Подумав, что Константин издевается надо мной, я перестал задавать ему вопросы.
В наш дом собакам вход был воспрещен, кошкам разрешалось временное пребывание в подполе и на кухне, где могли объявиться крысы или мыши. Шерсть, прилепившаяся к обивке шикарной мебели и въевшаяся в ковры, надолго бы испортила настроение моей матери.
Константин упорно не соглашался оставить Дарью Прокофьевну на улице или в конюшне.
– Тогда я сам в конюшне буду почивать, – заупрямился он.
Такого чудного гостя я принимал впервые.

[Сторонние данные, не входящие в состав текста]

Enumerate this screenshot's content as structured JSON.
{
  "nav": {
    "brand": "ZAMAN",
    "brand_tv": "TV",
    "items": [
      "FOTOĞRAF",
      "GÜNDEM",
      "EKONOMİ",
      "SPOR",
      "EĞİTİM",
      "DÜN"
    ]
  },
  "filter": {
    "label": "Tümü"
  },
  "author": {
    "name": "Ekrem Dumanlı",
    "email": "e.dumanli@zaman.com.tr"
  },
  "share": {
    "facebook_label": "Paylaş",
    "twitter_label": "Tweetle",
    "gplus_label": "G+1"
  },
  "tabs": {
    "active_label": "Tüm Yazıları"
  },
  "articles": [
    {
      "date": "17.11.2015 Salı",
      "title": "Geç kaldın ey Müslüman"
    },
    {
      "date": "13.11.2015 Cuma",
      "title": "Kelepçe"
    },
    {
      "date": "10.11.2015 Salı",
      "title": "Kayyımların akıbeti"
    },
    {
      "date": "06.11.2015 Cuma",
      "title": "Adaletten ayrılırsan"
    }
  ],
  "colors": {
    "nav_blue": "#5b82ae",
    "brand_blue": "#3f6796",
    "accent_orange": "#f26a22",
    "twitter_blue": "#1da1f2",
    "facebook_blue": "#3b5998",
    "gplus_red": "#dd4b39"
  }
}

Но раз пригласил, мне придется ему уступить.
В прихожей я снял сюртук, остался в белой рубашке и узких брюках, а полковник отдал лакею шляпу и пальто, самостоятельно повесив на крючок раздутый кожаный портфель с документами. Как выяснилось, Константин носил домотканую рубаху вроде сибирской. Да, Сибирь крепко ко мне привязалась на тот вечер.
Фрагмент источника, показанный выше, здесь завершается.